01

母親に捨てられたあの日から父親とあまり話をしていないと思う。
家族と言うものはよく分からない。
家に居ても父親に気付かれないよう過ごして何年経っただろうか。
母親に捨てられた父親は見ていられないほど荒れていた。
中学でバスケに出会い、彼らに出会い、少しでも家のことを考えないようのめり込んだ。
ボク1人では経験できないようなキラキラした世界。
そして、ボクの世界は変わった。



最近、バスケ部で苗字名前と言う人物が話題になっている。
どうやら先日の模試で緑間くんよりも成績が良かったらしい。
ボクが苗字名前を最初に見たのは昼休みを図書室で過ごしていた時だった。
図書室の受付に座り本をゆっくりとめくる苗字名前はとても絵になっていて、声をかけるのをためらった。
ボクから声をかけることはなく、苗字名前がボクに気付き事務的に本の貸し借りの手続きをしたと思う。
流れるような動作だったので、ボク自身が陰が薄いことを忘れていた。苗字名前は何のためらいもなくボクに気付いていたのだ。

後から苗字名前は図書委員長だと知った。

彼の周りにはいわゆる不良と言う人達が集まってにぎやかにしている。ボクとは疎遠な世界だ。

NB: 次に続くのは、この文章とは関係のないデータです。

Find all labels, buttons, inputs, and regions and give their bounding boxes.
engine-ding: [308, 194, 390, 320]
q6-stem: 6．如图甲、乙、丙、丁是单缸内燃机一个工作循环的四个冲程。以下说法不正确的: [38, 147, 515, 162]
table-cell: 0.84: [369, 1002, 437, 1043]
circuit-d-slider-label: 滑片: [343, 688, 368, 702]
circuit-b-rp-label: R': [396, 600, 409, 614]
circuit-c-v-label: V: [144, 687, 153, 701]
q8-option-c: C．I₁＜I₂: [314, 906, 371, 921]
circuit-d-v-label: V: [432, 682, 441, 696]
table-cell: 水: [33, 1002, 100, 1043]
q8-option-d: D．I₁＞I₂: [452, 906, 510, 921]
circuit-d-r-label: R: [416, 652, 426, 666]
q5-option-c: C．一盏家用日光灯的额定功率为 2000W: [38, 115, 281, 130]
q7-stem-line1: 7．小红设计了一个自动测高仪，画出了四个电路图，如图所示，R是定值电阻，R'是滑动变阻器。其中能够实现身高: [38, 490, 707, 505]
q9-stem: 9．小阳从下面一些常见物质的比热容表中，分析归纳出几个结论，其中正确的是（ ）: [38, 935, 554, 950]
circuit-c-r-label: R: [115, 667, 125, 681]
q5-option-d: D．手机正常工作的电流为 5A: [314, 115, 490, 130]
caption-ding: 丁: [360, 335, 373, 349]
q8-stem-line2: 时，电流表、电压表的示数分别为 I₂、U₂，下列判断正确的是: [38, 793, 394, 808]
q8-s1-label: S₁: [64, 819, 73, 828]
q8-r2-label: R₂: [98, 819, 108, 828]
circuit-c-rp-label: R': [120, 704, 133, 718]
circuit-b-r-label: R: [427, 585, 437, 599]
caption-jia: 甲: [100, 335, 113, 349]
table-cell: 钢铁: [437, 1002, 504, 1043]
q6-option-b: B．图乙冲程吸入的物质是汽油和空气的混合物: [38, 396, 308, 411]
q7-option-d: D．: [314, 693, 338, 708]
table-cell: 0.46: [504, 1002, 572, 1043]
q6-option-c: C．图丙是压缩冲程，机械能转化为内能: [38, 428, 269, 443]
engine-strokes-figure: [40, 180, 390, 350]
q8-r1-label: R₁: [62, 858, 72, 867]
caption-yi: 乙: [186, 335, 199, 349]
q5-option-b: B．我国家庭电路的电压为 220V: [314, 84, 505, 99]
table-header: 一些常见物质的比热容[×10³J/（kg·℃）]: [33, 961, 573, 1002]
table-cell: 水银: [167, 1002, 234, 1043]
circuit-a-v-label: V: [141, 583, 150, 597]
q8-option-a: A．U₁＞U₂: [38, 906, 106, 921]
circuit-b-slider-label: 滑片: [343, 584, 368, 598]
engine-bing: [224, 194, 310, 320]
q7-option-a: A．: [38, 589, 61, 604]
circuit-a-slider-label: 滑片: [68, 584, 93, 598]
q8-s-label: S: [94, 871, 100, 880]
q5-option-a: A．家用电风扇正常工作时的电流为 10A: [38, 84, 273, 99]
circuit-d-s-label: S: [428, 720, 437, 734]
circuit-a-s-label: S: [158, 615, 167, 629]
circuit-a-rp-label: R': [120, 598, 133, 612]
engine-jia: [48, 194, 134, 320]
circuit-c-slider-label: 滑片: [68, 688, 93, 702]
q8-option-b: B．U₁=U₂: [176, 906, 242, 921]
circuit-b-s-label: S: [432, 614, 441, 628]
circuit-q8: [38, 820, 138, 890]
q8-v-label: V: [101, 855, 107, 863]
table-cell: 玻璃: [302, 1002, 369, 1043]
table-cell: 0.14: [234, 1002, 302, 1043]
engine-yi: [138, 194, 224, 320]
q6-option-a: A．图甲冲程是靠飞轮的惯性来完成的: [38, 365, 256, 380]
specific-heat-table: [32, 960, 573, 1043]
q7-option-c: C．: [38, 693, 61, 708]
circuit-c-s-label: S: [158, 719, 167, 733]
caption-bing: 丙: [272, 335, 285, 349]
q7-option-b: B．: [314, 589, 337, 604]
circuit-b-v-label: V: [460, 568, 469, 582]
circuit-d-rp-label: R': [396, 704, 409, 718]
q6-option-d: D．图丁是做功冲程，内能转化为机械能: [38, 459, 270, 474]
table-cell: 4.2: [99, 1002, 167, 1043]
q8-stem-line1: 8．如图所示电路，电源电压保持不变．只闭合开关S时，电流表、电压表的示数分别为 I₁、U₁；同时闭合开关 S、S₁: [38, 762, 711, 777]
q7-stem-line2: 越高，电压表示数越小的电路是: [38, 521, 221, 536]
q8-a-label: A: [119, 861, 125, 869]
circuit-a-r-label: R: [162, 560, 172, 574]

「何で苗字の周りは不良だらけなんスかねー。苗字自身は不良と言うよりも模範的な生徒っぽいのに」

「外面はあんなんだけど実はアイツも不良なんじゃねーの」


そうなのだ。苗字名前の見た目は制服をきっちりと着こなした模範的な生徒なのだ。
成績も入学してから5本指に入る位置から落ちたことはないそうだ。
いつもつるんでいる不良達とは無縁な世界で生きていそうなのに、何故か苗字名前は彼らと一緒にいる。




そんなキラキラした世界が続いていたある日、父親が上機嫌で帰ってきたところに出くわした。

「ただいま、テツヤ。」

「おかえりなさい」

「あ…その…。テツヤに会ってもらいたい人がいるんだ」

「は?」

恥ずかしそうに俯く父親に、頭の中で警鐘が鳴り響いた。